Ante esa roca sagrada sobre la cual muchos metros más arriba se levanta la cúpula enorme de la mezquita, se arrodillan miles de fieles a implorar a Alá, su Dios. En prueba de sumisión y reverencia dejan sus zapatos a la entrada de los cuatro portales de la fachada, cubierta de lozas de mármol de llamativos colores en las que hay escritas citas del Corán. En el crepúsculo, su cúpula forrada de oro lanza resplandecientes rayos de luz sobre los tejados de piedra de la antigua ciudad, que ha logrado sobrevivir al tiempo y resurgir de la destrucción por sanguinarios conquistadores.

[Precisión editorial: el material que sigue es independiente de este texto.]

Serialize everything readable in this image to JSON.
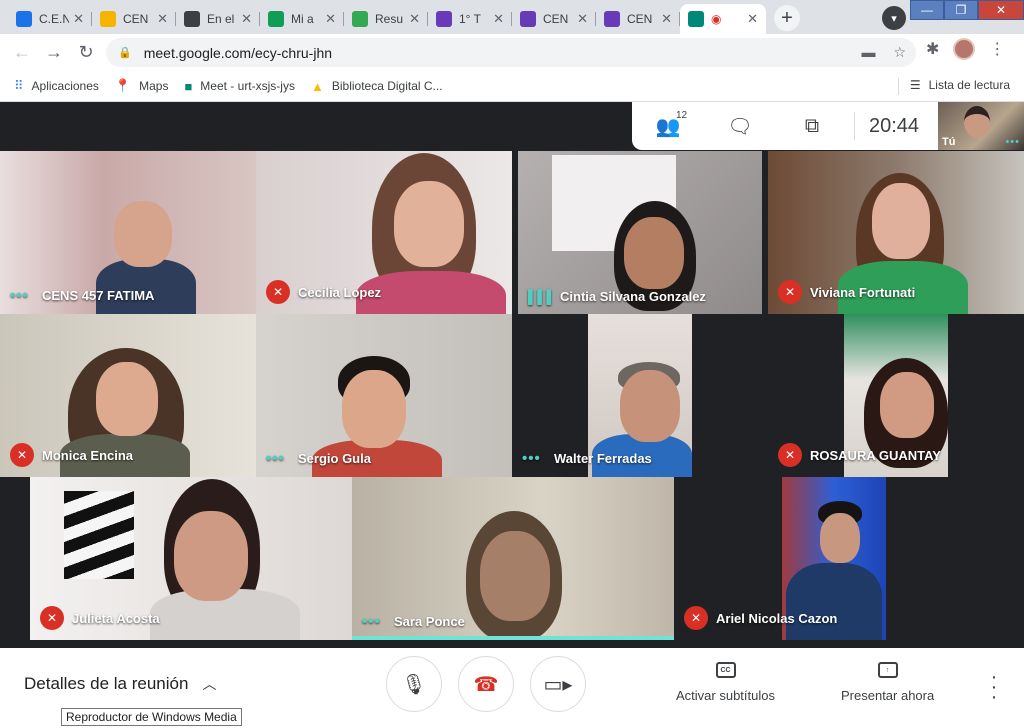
{
  "tabs": [
    {
      "label": "C.E.N",
      "color": "#1a73e8"
    },
    {
      "label": "CEN",
      "color": "#f4b400"
    },
    {
      "label": "En el",
      "color": "#3c4043"
    },
    {
      "label": "Mi a",
      "color": "#0f9d58"
    },
    {
      "label": "Resu",
      "color": "#34a853"
    },
    {
      "label": "1° T",
      "color": "#673ab7"
    },
    {
      "label": "CEN",
      "color": "#673ab7"
    },
    {
      "label": "CEN",
      "color": "#673ab7"
    },
    {
      "label": "",
      "color": "#00897b",
      "active": true
    }
  ],
  "url": "meet.google.com/ecy-chru-jhn",
  "bookmarks": {
    "apps": "Aplicaciones",
    "maps": "Maps",
    "meet": "Meet - urt-xsjs-jys",
    "biblioteca": "Biblioteca Digital C...",
    "reading_list": "Lista de lectura"
  },
  "meet": {
    "participant_count": "12",
    "time": "20:44",
    "self_label": "Tú"
  },
  "participants": [
    {
      "name": "CENS 457 FATIMA",
      "status": "dots"
    },
    {
      "name": "Cecilia Lopez",
      "status": "muted"
    },
    {
      "name": "Cintia Silvana Gonzalez",
      "status": "speaking"
    },
    {
      "name": "Viviana Fortunati",
      "status": "muted"
    },
    {
      "name": "Monica Encina",
      "status": "muted"
    },
    {
      "name": "Sergio Gula",
      "status": "dots"
    },
    {
      "name": "Walter Ferradas",
      "status": "dots"
    },
    {
      "name": "ROSAURA GUANTAY",
      "status": "muted"
    },
    {
      "name": "Julieta Acosta",
      "status": "muted"
    },
    {
      "name": "Sara Ponce",
      "status": "dots"
    },
    {
      "name": "Ariel Nicolas Cazon",
      "status": "muted"
    }
  ],
  "controls": {
    "meeting_details": "Detalles de la reunión",
    "captions": "Activar subtítulos",
    "present": "Presentar ahora",
    "captions_icon": "CC"
  },
  "tooltip": "Reproductor de Windows Media"
}
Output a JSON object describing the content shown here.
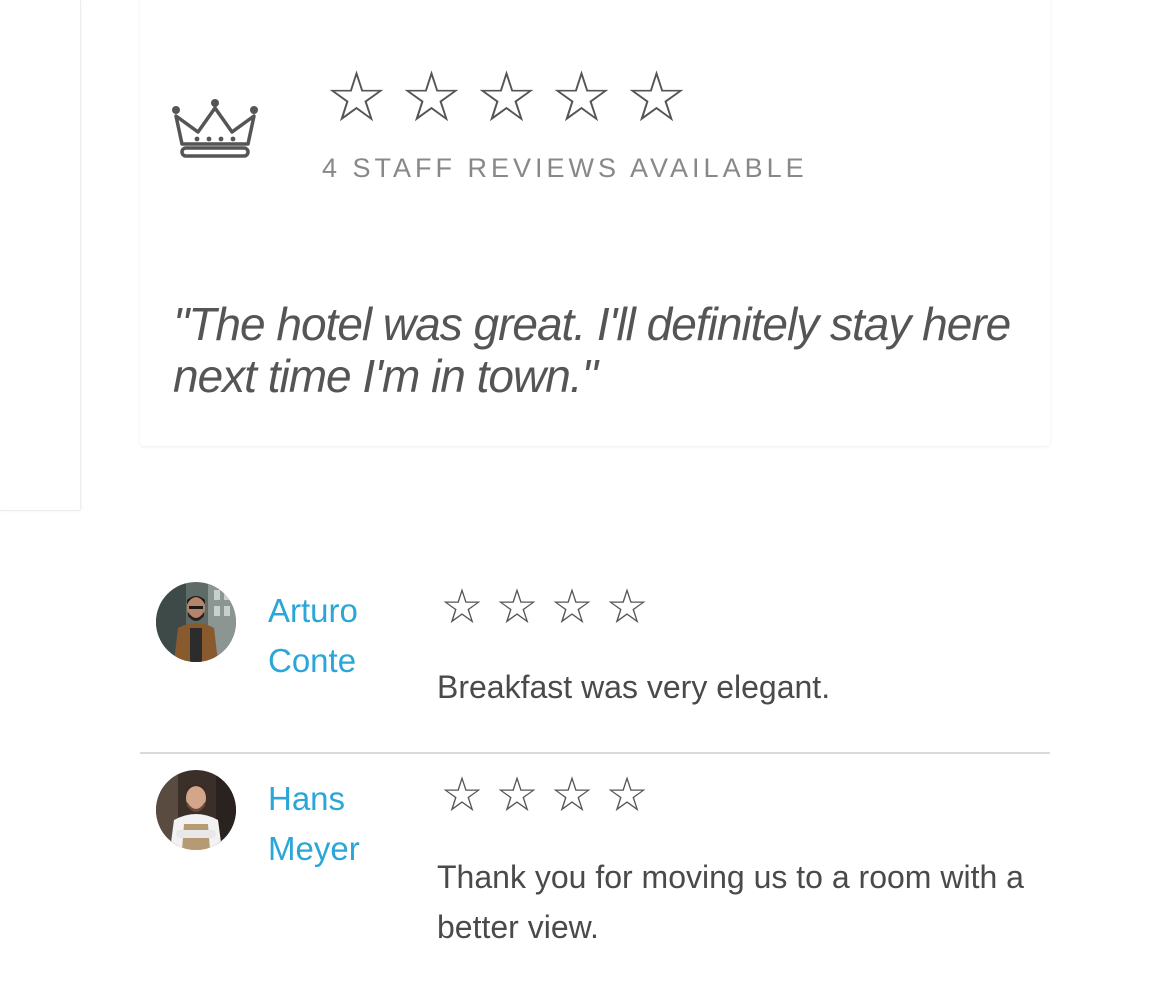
{
  "summary": {
    "icon": "crown-icon",
    "star_glyph": "☆",
    "star_count": 5,
    "review_count_label": "4 STAFF REVIEWS AVAILABLE",
    "quote": "\"The hotel was great. I'll definitely stay here next time I'm in town.\""
  },
  "reviews": [
    {
      "name": "Arturo Conte",
      "stars": [
        "☆",
        "☆",
        "☆",
        "☆"
      ],
      "text": "Breakfast was very elegant.",
      "avatar": "avatar-photo"
    },
    {
      "name": "Hans Meyer",
      "stars": [
        "☆",
        "☆",
        "☆",
        "☆"
      ],
      "text": "Thank you for moving us to a room with a better view.",
      "avatar": "avatar-photo"
    }
  ],
  "colors": {
    "link": "#2ba6d9",
    "text": "#4a4a4a",
    "muted": "#888888",
    "divider": "#dadada"
  }
}
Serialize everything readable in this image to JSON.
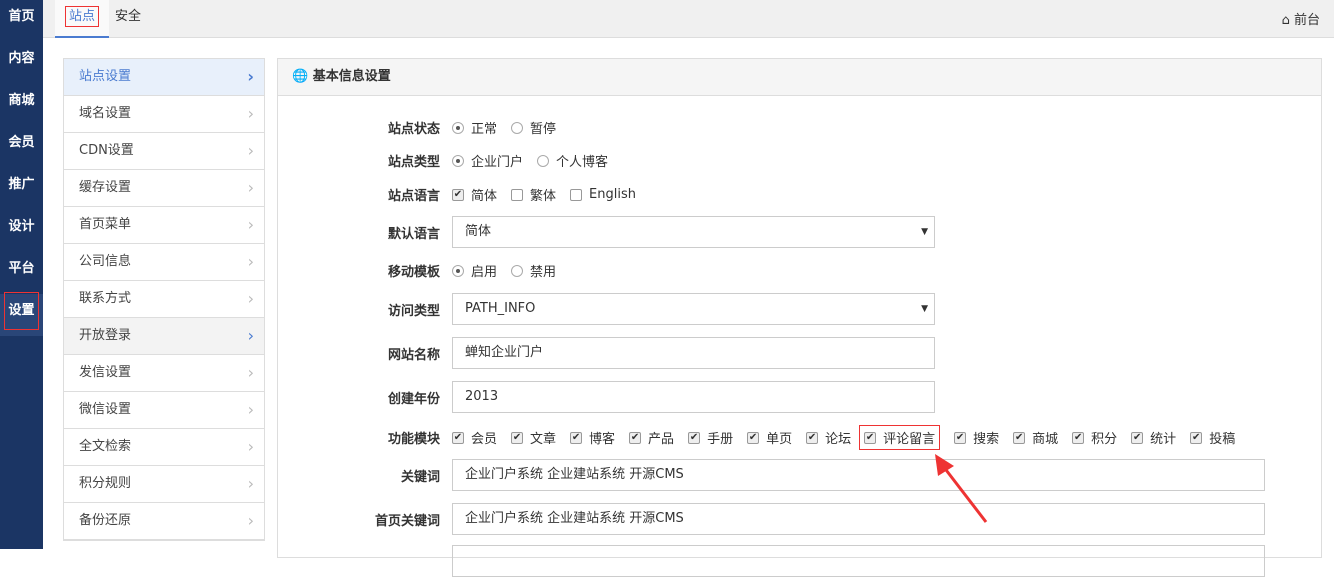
{
  "sidebar": [
    "首页",
    "内容",
    "商城",
    "会员",
    "推广",
    "设计",
    "平台",
    "设置"
  ],
  "tabs": [
    "站点",
    "安全"
  ],
  "front_link": "前台",
  "menu": [
    "站点设置",
    "域名设置",
    "CDN设置",
    "缓存设置",
    "首页菜单",
    "公司信息",
    "联系方式",
    "开放登录",
    "发信设置",
    "微信设置",
    "全文检索",
    "积分规则",
    "备份还原"
  ],
  "panel_title": "基本信息设置",
  "form": {
    "status": {
      "label": "站点状态",
      "options": [
        "正常",
        "暂停"
      ],
      "selected": "正常"
    },
    "type": {
      "label": "站点类型",
      "options": [
        "企业门户",
        "个人博客"
      ],
      "selected": "企业门户"
    },
    "lang": {
      "label": "站点语言",
      "options": [
        "简体",
        "繁体",
        "English"
      ],
      "checked": [
        "简体"
      ]
    },
    "default_lang": {
      "label": "默认语言",
      "value": "简体"
    },
    "mobile": {
      "label": "移动模板",
      "options": [
        "启用",
        "禁用"
      ],
      "selected": "启用"
    },
    "access": {
      "label": "访问类型",
      "value": "PATH_INFO"
    },
    "site_name": {
      "label": "网站名称",
      "value": "蝉知企业门户"
    },
    "year": {
      "label": "创建年份",
      "value": "2013"
    },
    "modules": {
      "label": "功能模块",
      "options": [
        "会员",
        "文章",
        "博客",
        "产品",
        "手册",
        "单页",
        "论坛",
        "评论留言",
        "搜索",
        "商城",
        "积分",
        "统计",
        "投稿"
      ]
    },
    "keywords": {
      "label": "关键词",
      "value": "企业门户系统 企业建站系统 开源CMS"
    },
    "home_keywords": {
      "label": "首页关键词",
      "value": "企业门户系统 企业建站系统 开源CMS"
    }
  }
}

Más abajo, el muro occidental es venerado por los judíos como el último vestigio del Segundo Templo, tras cuya destrucción en los inicios de la Era Cristiana, empezó la dispersión del pueblo hebreo. Sobre sus restos, los romanos erigieron un templo a Júpiter, adornado con enormes estatuas de sus emperadores. El lugar, visible desde cualquier punto en las afueras de Jerusalén, tiene un significado sagrado para judíos y musulmanes, que aún luchan entre sus muros por el control de la antigua ciudad.

Entre sus vetustas piedras, carcomidas por el tiempo, piadosos ancianos judíos de trenzas y luengas barbas lloran allí en silencio su desconsuelo.